Küresel ısınma, rüzgâr ve hava hareketleriyle meydana gelen dalga ve akıntıları azaltmakta, suyun solunumunu düşürmektedir. Nefes alamayan denizlerde oksijeni zayıf tabaka 100 metre derinliğe kadar inebilmektedir.
Isınma aynı zamanda mikropların ve hayvanların solunum miktarlarını artırmaktadır. Düşük sıcaklıkta harcanan enerji düşüktür ve daha az oksijene ihtiyaç vardır. Hem oksijen üreten hem de solunum yapan fitoplanktonlar ısınan sularda daha kısa ömürlü olmaktadır. Ölen dokuları dibe çökmekte ve suyun dibinde çürükçül organizmalar tarafından parçalanmakta ve mikroorganizmalar bunun için daha fazla oksijen tüketmektedirler.
Karasal ekosistemlerden taşınan, dal, yaprak gibi organik maddeler başta olmak üzere arıtılmayan kanalizasyon suları da denizlerde oksijen tüketiminde önemli rol oynamaktadır.
Elbette bu şekilde işleyen süreç denizel ekosistemlerde tür erozyonunu daha da artıracak düzeylerdedir. Geri dönülmesi zor bir sürece giren denizlerde, oksijen kaybını azaltma tedbirleri süratle uygulamaya konmalıdır.

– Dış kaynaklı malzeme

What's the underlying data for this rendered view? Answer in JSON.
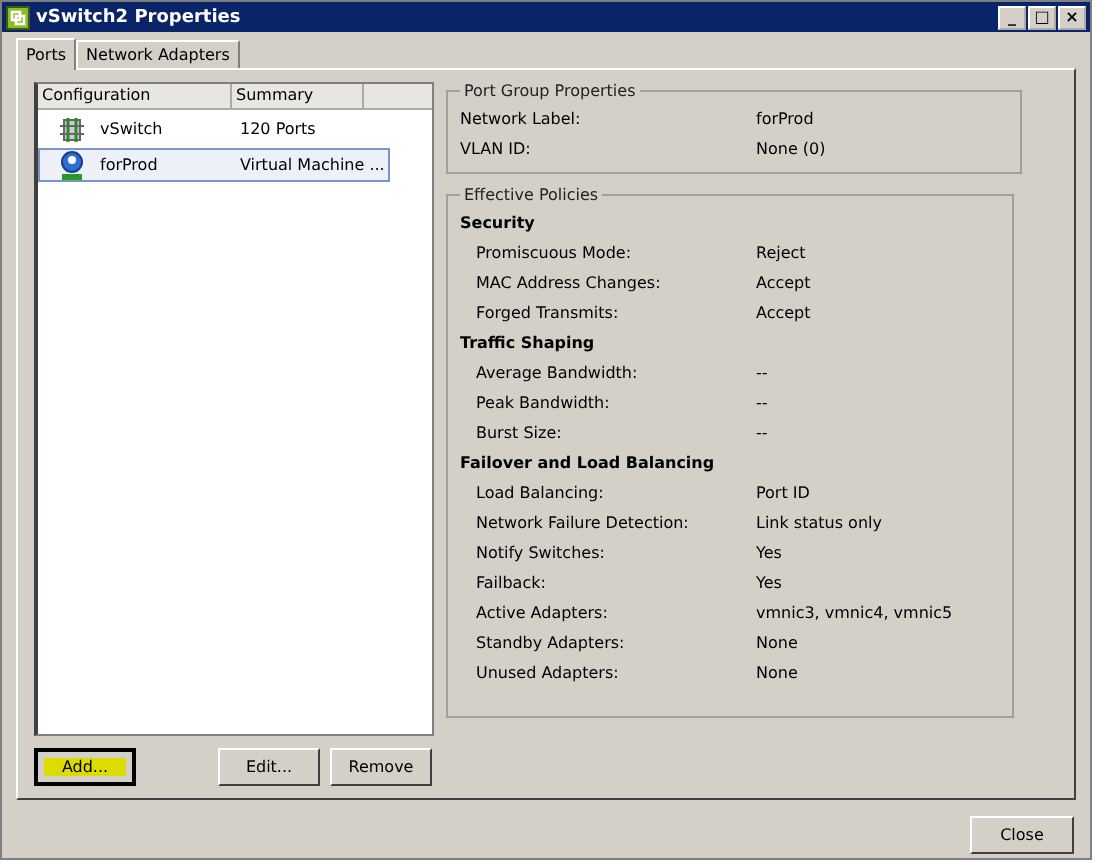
{
  "window": {
    "title": "vSwitch2 Properties",
    "controls": [
      "_",
      "□",
      "×"
    ]
  },
  "tabs": [
    {
      "label": "Ports",
      "selected": true
    },
    {
      "label": "Network Adapters",
      "selected": false
    }
  ],
  "ports_table": {
    "columns": [
      "Configuration",
      "Summary"
    ],
    "rows": [
      {
        "kind": "switch",
        "name": "vSwitch",
        "summary": "120 Ports",
        "selected": false
      },
      {
        "kind": "globe",
        "name": "forProd",
        "summary": "Virtual Machine ...",
        "selected": true
      }
    ]
  },
  "list_buttons": [
    {
      "label": "Add...",
      "highlighted": true
    },
    {
      "label": "Edit...",
      "highlighted": false
    },
    {
      "label": "Remove",
      "highlighted": false
    }
  ],
  "port_group_properties": {
    "title": "Port Group Properties",
    "rows": [
      {
        "label": "Network Label:",
        "value": "forProd"
      },
      {
        "label": "VLAN ID:",
        "value": "None (0)"
      }
    ]
  },
  "effective_policies": {
    "title": "Effective Policies",
    "sections": [
      {
        "heading": "Security",
        "rows": [
          {
            "label": "Promiscuous Mode:",
            "value": "Reject"
          },
          {
            "label": "MAC Address Changes:",
            "value": "Accept"
          },
          {
            "label": "Forged Transmits:",
            "value": "Accept"
          }
        ]
      },
      {
        "heading": "Traffic Shaping",
        "rows": [
          {
            "label": "Average Bandwidth:",
            "value": "--"
          },
          {
            "label": "Peak Bandwidth:",
            "value": "--"
          },
          {
            "label": "Burst Size:",
            "value": "--"
          }
        ]
      },
      {
        "heading": "Failover and Load Balancing",
        "rows": [
          {
            "label": "Load Balancing:",
            "value": "Port ID"
          },
          {
            "label": "Network Failure Detection:",
            "value": "Link status only"
          },
          {
            "label": "Notify Switches:",
            "value": "Yes"
          },
          {
            "label": "Failback:",
            "value": "Yes"
          },
          {
            "label": "Active Adapters:",
            "value": "vmnic3, vmnic4, vmnic5"
          },
          {
            "label": "Standby Adapters:",
            "value": "None"
          },
          {
            "label": "Unused Adapters:",
            "value": "None"
          }
        ]
      }
    ]
  },
  "footer_buttons": [
    "Close"
  ]
}
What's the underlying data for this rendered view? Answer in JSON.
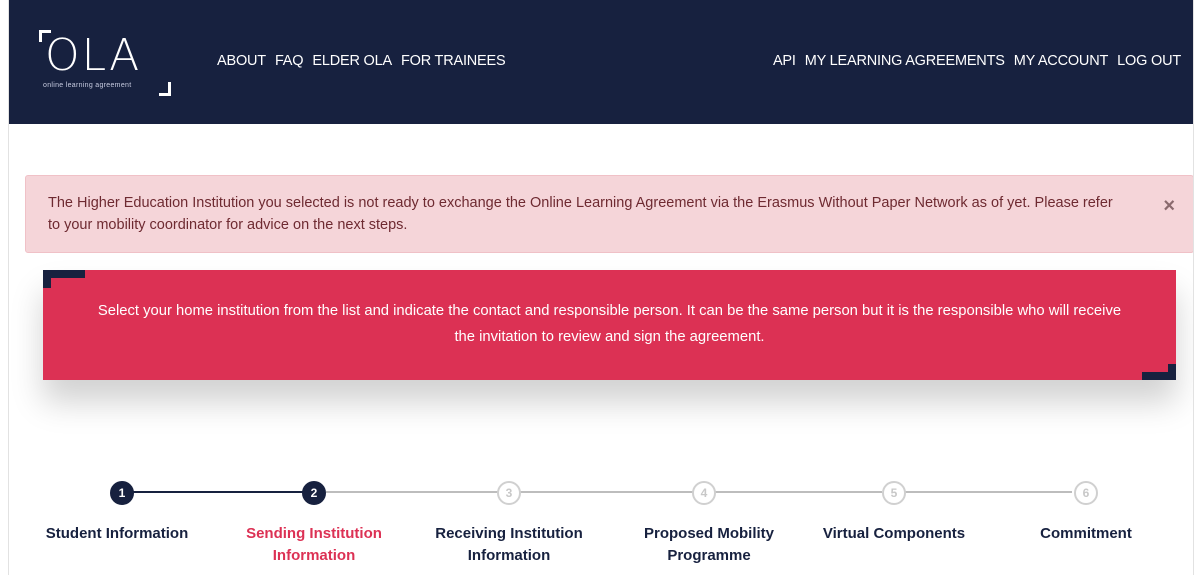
{
  "header": {
    "logo": {
      "text": "OLA",
      "subtitle": "online learning agreement"
    },
    "nav_left": [
      {
        "label": "ABOUT"
      },
      {
        "label": "FAQ"
      },
      {
        "label": "ELDER OLA"
      },
      {
        "label": "FOR TRAINEES"
      }
    ],
    "nav_right": [
      {
        "label": "API"
      },
      {
        "label": "MY LEARNING AGREEMENTS"
      },
      {
        "label": "MY ACCOUNT"
      },
      {
        "label": "LOG OUT"
      }
    ]
  },
  "alert": {
    "message": "The Higher Education Institution you selected is not ready to exchange the Online Learning Agreement via the Erasmus Without Paper Network as of yet. Please refer to your mobility coordinator for advice on the next steps.",
    "close_glyph": "×"
  },
  "banner": {
    "text": "Select your home institution from the list and indicate the contact and responsible person. It can be the same person but it is the responsible who will receive the invitation to review and sign the agreement."
  },
  "stepper": {
    "current_step": 2,
    "steps": [
      {
        "number": "1",
        "label": "Student Information",
        "state": "done"
      },
      {
        "number": "2",
        "label": "Sending Institution Information",
        "state": "active"
      },
      {
        "number": "3",
        "label": "Receiving Institution Information",
        "state": "pending"
      },
      {
        "number": "4",
        "label": "Proposed Mobility Programme",
        "state": "pending"
      },
      {
        "number": "5",
        "label": "Virtual Components",
        "state": "pending"
      },
      {
        "number": "6",
        "label": "Commitment",
        "state": "pending"
      }
    ]
  },
  "colors": {
    "navy": "#17213f",
    "accent_red": "#dc3154",
    "alert_bg": "#f5d5d9",
    "pending_grey": "#d0d0d0"
  }
}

Tedbirlerin başında kıyılara yakın bölgelerde tarımsal üretimin daha kontrollü hale getirilmesi geliyor. Organik üretim sistemlerinin desteklenmesi gerekiyor.
İkinci önemli tedbir, tüm dünyada bütün kanalizasyon suları arıtılmalı ve daha sonra denizel ekosistemlere verilmelidir. Özellikle yemek ve bulaşık artıklarının denizel ekosistemlere gidişi durdurulmalıdır. Bir litre atık yağ, 45 insanın doğaya yaptığı baskıya eşdeğer zarar oluşturmaktadır.
Korunan deniz alanları oluşturmak mevcut türlerin neslini devam ettirmek için önemli bir uygulama olarak kabul ediliyor.
Küresel ısınma eylemleri içerisinde aslında denizler için de sağlıklı eylem planları oluşturulması gerekiyor. Yoksa karasal ekosistemlerle birlikte onlar da tükeniyor.